Editoriali
Sul crocifisso nei luoghi pubblici
Un segno di fede, un indice della cultura di un popolo. Ma per rieducare a Cristo bisogna partire dalla fede nella risurrezione, come la vissero i primi discepoli.
Di tanto in tanto dall’agone politico (e quindi culturale) del Paese viene ripescato il tema della presenza del crocifisso nei luoghi pubblici. Questa volta il dibattito sembra quasi una naturale conseguenza delle polemiche cui abbiamo assistito nei mesi scorsi sull’esibizione di simboli religiosi da parte di un ex ministro. Il tema è stato più volte dibattuto, tanto che se ne sono occupati filosofi, storici, giuristi. Preti, ovviamente. Tanto basta per esprimere ancora una volta la delicatezza e la vastità della questione. La cosa che forse più colpisce è la vis polemica che ogni volta viene innestata, che richiede, da chi voglia fare opinione pubblica costruttiva, una sintesi diversa. Il crocifisso, checché ne pensi il ministro, non è divisivo, non lo è mai stato storicamente e non lo è tuttora. Dire il contrario significa sminuire una storia reale vissuta, di cui il Paese è impregnato. E’ un dato di fatto. Ma non può bastare.
Come cristiani non possiamo abdicare al significato del crocifisso. E’ un segno di fede. Ancora: è un segno di fede non solo sbandierata, ma vissuta, sicché, laddove non vissuta, può diventare scandalo. E se diventa scandalo, il crocifisso esposto può essere una contraddizione letale. In questo tempo di transizione storica, laddove l’uomo si interroga su se stesso alla luce dei cambiamenti in atto, in una società che non può più dirsi intuitivamente cristiana, una rieducazione alla fede non può partire probabilmente dall’esposizione del crocifisso. In sostanza, il crocifisso esposto è la conseguenza di una fede convinta. Diciamocelo chiaramente noi della messa domenicale e ancor di più noi della messa quotidiana. Lo stesso vale per le croci e i rosari al collo. Occorre in sostanza ripartire dalla paradossalità e novità del cristianesimo nelle sue istanze primarie, ovvero dal mistero insondabile di Dio uno e trino, risorto e vivo, e da quello anche più sondabile dell’incarnazione, che ci è più vicino perché ci consente di credere in Cristo utilizzando la ragione delle nostre categorie. E’ il kerigma, l’evento di speranza e anzi di certezza che ha cambiato la vita di un manipolo di discepoli. Qui il crocifisso diventa senso autentico.

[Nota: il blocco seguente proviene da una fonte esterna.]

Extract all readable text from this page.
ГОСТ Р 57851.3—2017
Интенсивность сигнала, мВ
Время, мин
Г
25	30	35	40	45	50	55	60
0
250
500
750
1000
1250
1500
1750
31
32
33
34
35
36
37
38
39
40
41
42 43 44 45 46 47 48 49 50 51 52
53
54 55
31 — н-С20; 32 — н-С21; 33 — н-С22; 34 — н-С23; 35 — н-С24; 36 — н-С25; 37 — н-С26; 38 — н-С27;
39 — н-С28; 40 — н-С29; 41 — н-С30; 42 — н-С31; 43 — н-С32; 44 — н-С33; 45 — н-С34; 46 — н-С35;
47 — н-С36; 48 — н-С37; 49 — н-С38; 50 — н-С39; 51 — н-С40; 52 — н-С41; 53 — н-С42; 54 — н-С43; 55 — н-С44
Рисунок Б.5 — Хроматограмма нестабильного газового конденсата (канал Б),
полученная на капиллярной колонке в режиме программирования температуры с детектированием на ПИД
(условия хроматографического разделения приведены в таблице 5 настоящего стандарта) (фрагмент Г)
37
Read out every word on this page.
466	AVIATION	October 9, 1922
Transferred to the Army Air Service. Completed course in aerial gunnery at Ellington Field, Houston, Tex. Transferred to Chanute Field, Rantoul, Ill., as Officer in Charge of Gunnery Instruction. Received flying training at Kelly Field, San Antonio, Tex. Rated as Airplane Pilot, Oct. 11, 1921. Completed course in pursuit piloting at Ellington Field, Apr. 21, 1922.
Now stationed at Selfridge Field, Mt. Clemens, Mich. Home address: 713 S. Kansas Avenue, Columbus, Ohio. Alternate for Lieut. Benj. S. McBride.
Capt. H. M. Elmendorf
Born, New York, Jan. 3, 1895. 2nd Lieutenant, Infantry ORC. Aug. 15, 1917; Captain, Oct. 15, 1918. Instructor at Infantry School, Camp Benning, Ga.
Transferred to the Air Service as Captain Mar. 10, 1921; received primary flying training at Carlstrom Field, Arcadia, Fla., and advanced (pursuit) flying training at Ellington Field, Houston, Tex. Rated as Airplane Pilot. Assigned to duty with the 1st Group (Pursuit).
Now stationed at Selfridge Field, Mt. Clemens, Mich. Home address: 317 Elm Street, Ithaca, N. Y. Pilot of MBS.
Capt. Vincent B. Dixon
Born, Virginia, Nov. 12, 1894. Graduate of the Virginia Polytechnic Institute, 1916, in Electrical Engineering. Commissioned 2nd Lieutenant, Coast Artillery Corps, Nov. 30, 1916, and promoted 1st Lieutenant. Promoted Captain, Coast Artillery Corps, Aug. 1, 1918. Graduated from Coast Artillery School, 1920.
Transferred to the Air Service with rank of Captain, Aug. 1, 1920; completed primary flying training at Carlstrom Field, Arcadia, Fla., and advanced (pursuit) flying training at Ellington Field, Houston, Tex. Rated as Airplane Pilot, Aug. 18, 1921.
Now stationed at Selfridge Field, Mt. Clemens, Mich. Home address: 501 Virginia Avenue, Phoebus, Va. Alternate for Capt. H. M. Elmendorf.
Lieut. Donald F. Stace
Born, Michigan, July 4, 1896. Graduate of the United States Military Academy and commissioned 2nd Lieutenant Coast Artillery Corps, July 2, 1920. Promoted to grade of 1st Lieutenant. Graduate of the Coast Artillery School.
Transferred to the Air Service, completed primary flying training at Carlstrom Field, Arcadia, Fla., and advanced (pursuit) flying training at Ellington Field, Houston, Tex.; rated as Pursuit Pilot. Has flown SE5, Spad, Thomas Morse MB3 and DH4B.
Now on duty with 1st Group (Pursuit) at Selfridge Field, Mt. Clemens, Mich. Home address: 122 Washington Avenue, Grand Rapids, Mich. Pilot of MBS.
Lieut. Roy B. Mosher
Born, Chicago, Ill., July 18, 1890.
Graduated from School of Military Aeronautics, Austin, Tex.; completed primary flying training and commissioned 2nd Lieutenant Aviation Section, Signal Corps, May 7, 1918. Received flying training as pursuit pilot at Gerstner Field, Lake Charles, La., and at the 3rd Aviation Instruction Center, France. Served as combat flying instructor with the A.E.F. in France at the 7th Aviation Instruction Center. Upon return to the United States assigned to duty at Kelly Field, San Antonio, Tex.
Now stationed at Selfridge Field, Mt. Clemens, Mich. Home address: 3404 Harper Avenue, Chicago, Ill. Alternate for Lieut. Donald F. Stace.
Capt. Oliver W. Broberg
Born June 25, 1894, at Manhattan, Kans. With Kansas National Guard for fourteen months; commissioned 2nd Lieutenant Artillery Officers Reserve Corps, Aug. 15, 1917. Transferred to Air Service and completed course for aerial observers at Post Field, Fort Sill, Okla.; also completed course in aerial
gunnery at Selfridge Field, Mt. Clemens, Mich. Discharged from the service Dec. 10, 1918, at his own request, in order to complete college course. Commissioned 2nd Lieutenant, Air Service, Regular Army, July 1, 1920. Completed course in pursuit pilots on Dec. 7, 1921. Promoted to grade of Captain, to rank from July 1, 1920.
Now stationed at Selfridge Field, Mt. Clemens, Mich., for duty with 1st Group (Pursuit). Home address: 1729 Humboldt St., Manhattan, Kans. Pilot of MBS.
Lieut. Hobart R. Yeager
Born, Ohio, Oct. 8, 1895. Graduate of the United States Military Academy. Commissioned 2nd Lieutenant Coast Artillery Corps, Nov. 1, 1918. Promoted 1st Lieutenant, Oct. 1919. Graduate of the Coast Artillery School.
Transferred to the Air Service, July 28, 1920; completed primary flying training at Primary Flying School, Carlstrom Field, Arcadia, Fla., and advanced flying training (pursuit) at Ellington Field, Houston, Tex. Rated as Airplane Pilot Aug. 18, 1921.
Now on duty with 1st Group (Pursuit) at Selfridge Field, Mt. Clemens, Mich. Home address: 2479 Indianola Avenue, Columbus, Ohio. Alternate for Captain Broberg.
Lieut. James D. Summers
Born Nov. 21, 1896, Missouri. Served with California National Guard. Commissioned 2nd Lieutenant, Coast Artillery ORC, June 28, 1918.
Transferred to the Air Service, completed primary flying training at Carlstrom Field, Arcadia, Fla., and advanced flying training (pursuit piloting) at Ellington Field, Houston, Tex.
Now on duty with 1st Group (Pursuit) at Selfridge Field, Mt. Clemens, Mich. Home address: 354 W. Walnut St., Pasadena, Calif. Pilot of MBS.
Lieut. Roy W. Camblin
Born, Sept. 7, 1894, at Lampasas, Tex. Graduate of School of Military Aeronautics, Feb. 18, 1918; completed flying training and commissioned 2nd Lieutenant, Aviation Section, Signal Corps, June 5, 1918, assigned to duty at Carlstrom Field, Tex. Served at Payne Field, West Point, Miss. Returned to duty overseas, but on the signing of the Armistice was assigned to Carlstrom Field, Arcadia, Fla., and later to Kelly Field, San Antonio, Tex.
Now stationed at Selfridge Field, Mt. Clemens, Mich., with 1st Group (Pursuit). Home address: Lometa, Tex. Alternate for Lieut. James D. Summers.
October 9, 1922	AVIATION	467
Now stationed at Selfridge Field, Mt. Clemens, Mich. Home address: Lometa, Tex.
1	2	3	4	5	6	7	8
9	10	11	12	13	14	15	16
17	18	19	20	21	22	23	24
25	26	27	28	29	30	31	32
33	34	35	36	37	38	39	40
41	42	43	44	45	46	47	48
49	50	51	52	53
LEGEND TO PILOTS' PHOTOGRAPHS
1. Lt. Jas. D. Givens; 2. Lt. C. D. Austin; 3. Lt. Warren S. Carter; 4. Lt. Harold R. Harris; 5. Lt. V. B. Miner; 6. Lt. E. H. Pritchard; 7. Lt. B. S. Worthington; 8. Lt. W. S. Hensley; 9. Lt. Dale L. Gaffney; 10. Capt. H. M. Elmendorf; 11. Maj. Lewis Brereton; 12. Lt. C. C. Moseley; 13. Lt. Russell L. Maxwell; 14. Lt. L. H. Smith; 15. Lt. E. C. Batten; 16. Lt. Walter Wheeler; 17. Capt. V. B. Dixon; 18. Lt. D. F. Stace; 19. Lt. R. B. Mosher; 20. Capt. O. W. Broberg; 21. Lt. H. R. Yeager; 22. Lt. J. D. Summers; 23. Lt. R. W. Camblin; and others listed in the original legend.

C’è, però, l’altro aspetto, forse più delicato. Quello per il quale il crocifisso è segno identitario di un popolo, di una cultura, di una storia. Non è una semplice teoria, né una presa di posizione, quanto l’espressione di ciò che abbiamo conosciuto e vissuto da sempre. Le nostre aule scolastiche – mi riferisco agli anni ’70 – ’80, non a quelle anteconciliari – mi riferisco cioè agli anni che avevano già assorbito la contestazione, ospitavano tutte un crocifisso, ma nessun allievo ha mai contestato; i nostri tribunali la stessa cosa, e gli ospedali, e i negozi. Più che motivo di contestazione, anzi, il crocifisso è sempre stato ritenuto ancora di salvezza, certezza. L’espressione, un po’ banale, “siamo in Italia”, come a giustificare la presenza delle croci nei nostri spazi pubblici, ha pure un valore non indifferente. Sì, siamo in Italia, quella croce nelle aule, nei tribunali, nei supermercati, nelle macchine, sulle strade, ci appartiene. Non è un ornamento e basta, è manifestazione viva di una Costituzione – ad esempio – che guarda con attenzione ai costumi di un popolo, alle espressioni della sua storia e della sua cultura. E’ ancora banale, ma rimane attuale e significativa la lezione culturale di Benedetto Croce, un laico: “perché non possiamo non dirci cristiani”. Lo spazio pubblico e quello privato non sono due sfere separate, non vanno in contraddizione, non possono essere vasi incomunicabili.
In ultimo, una nota sui valori, una parola che amo poco, ma che tutti capiamo. Il crocifisso non è segno di guerra, di sfida, non invita alla violenza, sicché in una società che giustamente condanna ogni violenza, di qualsiasi tipo, quell’immagine richiama alla mitezza, alla prudenza. In una società sincronica, laddove spesso si vuole tutto e subito senza alzare un dito e senza ringraziare, ovvero senza guardare in faccia nessuno, il crocifisso propone il sacrificio, il dono. Soprattutto, la croce non esclude nessuno, e non esclude perché nella vita, in un modo o nell’altro, la sofferenza la viviamo tutti. Anche questa polemica passerà, e lo farà senza clamori, perché è difficile estirpare ciò che è nel dna. Al di là di ministri e di idee personali.